The final step is to fill a RegEntry of SimSelectionSyntax into registry.

Note:

  • The methods listed in entry_points are those "mounting methods" inherited from ExtendedSyntax. SimSelectionSyntax should never overwrite them.

  • The SQL-clause level and expression level interfaces are independent from each other. You can flexibly implement and register either, both, or neither of them. The non-implemented or non-registered interfaces will be replaced by the native standard implementation automatically inside DBSim. Very flexible.

  • In dbsim/extensions/extended_syntax/, we also implemented another syntax called SpatialSyntax including Point and Circle data types and inside operator to check if a Point is inside a Circle. You can make the two syntax both in effect by registering SpatialSyntax also in registry. We include some example queries for mixture of the two extended syntax in dbsim/tests/test_extended_syntax.py. But we do not recommend it, even though DBSim provides such a feature to mix up multiple extended syntax.
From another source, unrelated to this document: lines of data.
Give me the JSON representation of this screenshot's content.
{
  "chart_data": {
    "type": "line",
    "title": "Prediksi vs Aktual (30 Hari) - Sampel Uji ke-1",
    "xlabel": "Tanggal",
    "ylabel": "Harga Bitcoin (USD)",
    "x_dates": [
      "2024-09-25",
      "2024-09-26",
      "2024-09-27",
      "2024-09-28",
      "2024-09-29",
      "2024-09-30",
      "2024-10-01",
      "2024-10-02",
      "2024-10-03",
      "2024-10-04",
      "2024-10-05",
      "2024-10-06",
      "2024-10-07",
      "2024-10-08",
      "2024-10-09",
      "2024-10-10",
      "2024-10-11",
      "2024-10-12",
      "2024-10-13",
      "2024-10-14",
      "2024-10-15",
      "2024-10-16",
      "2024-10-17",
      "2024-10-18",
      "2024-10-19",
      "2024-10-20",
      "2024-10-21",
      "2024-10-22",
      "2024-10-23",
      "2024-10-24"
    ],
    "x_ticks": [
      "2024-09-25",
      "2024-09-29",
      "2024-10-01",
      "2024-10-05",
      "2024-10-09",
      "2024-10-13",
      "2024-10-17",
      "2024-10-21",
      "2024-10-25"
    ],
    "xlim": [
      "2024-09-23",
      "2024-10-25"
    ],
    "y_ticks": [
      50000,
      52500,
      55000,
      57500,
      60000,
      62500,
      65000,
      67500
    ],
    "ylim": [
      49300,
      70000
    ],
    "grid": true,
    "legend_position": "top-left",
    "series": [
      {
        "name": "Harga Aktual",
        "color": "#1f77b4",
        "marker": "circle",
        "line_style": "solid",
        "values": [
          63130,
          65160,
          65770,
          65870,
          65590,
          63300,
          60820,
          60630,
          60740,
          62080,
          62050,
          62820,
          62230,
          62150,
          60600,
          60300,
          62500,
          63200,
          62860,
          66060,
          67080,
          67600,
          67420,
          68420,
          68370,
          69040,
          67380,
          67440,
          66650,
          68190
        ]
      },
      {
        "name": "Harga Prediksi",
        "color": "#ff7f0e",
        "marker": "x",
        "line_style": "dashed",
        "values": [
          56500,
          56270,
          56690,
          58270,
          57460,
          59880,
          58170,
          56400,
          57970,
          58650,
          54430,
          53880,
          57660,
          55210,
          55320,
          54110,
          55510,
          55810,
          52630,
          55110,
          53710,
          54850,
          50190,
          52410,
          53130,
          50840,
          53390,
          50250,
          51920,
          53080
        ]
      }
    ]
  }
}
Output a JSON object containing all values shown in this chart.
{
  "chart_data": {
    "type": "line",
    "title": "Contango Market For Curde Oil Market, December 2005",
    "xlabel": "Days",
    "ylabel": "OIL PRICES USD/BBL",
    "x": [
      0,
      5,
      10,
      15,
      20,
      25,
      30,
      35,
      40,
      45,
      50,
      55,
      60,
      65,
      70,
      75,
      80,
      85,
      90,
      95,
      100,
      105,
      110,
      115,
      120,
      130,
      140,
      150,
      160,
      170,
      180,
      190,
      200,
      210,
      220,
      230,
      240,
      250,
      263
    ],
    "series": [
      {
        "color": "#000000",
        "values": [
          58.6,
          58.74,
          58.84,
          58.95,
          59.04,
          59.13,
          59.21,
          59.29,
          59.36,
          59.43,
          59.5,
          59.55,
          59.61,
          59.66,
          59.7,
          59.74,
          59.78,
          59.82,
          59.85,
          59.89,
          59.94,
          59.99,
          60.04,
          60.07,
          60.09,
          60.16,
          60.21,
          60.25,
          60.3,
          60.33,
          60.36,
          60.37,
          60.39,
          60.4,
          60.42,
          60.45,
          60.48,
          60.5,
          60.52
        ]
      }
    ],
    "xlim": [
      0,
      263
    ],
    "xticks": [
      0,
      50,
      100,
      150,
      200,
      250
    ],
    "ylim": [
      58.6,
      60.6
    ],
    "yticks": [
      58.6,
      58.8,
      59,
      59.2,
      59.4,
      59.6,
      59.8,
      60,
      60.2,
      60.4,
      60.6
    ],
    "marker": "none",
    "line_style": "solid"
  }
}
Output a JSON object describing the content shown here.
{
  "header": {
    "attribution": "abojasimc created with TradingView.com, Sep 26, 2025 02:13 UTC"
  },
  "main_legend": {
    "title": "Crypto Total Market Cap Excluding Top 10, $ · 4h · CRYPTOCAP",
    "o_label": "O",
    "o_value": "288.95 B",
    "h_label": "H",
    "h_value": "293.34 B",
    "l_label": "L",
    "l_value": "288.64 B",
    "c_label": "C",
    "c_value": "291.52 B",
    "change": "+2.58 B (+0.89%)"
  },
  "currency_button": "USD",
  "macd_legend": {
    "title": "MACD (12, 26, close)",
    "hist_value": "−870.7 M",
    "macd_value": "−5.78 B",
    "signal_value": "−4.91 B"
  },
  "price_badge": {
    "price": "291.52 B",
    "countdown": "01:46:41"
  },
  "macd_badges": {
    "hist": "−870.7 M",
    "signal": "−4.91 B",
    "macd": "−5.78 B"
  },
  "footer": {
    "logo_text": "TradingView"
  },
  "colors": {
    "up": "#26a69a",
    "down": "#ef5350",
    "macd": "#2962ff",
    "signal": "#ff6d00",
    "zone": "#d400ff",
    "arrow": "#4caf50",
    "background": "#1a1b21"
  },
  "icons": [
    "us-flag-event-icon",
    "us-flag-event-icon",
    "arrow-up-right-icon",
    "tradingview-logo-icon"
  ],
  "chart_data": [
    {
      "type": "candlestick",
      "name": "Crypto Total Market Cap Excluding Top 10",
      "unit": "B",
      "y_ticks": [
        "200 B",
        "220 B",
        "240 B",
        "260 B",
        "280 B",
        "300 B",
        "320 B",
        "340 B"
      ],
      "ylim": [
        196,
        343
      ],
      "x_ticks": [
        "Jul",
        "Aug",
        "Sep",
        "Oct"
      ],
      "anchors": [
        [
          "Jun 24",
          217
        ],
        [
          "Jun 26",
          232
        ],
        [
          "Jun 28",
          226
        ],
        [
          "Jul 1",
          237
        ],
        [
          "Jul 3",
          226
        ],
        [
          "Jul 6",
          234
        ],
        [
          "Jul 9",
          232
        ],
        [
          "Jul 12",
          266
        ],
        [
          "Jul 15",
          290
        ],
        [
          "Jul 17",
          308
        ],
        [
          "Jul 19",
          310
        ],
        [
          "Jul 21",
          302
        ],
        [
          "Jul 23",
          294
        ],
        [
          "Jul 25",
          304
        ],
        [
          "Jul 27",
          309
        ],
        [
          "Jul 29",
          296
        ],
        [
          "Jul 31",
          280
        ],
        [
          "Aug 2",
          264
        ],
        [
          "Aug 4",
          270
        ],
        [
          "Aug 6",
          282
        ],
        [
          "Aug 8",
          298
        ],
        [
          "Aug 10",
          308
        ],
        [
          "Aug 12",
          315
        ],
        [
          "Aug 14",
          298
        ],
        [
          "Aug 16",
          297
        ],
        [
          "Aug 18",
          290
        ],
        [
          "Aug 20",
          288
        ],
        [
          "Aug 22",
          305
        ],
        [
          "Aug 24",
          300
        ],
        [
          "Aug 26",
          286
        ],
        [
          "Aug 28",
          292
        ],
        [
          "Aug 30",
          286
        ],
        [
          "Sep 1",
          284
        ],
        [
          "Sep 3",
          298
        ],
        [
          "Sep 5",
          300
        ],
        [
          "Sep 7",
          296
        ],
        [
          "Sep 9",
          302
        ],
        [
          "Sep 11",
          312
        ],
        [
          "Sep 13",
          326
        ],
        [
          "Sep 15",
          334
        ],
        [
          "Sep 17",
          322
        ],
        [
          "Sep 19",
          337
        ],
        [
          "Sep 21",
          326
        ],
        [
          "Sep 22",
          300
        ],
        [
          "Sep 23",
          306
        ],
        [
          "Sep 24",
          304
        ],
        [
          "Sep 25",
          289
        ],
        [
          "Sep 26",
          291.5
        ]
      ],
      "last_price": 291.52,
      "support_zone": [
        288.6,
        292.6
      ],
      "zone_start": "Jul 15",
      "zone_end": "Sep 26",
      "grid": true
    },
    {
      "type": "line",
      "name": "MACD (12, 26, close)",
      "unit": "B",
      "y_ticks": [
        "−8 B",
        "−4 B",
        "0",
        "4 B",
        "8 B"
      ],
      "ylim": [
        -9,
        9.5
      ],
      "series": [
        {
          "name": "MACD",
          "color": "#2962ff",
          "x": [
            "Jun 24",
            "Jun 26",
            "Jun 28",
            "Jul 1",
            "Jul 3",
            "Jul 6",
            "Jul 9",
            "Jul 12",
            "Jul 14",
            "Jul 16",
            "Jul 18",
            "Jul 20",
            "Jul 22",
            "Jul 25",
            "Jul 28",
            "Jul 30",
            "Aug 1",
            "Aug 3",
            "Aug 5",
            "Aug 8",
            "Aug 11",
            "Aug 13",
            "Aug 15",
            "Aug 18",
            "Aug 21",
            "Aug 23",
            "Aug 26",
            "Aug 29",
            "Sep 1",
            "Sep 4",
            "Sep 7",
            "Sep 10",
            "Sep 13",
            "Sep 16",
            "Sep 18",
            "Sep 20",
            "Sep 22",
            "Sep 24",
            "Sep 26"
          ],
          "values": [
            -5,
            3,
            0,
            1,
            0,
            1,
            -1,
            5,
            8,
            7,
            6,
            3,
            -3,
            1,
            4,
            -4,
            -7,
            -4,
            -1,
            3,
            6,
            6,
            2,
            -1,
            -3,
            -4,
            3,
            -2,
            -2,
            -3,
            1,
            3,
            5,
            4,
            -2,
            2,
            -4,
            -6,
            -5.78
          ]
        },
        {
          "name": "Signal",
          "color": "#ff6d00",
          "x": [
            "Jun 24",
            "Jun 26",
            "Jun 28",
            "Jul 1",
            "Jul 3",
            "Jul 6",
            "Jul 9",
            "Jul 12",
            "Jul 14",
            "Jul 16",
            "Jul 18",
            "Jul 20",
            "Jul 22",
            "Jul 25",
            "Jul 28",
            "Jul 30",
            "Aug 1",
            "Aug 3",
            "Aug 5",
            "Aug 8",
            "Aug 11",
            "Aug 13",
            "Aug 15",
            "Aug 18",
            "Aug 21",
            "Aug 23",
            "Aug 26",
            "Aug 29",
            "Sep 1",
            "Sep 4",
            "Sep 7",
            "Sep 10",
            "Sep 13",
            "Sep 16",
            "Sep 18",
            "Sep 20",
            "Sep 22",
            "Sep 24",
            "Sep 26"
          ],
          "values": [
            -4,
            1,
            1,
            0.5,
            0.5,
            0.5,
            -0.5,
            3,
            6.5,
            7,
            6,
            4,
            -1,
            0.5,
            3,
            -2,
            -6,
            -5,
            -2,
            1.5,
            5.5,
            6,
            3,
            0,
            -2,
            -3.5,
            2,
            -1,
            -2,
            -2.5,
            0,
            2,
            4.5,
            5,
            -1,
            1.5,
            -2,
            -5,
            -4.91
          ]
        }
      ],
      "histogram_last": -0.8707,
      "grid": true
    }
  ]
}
It is not easy to make sure the mixed syntax have no conflict with each other. If those syntax are complex, hidden bugs are very likely to exist due to unrealized conflicts. So we recommend users to include everything in one single extended syntax, which is the best way to develop and debug.

  • You can try queries with the mixed syntax (SimSelectionSyntax+SpatialSyntax+standard syntax) by running the unit test test_ExtendedSyntax_mixture() in dbsim/tests/test_extended_syntax.py. But again, we do not recommend syntax mixture like that.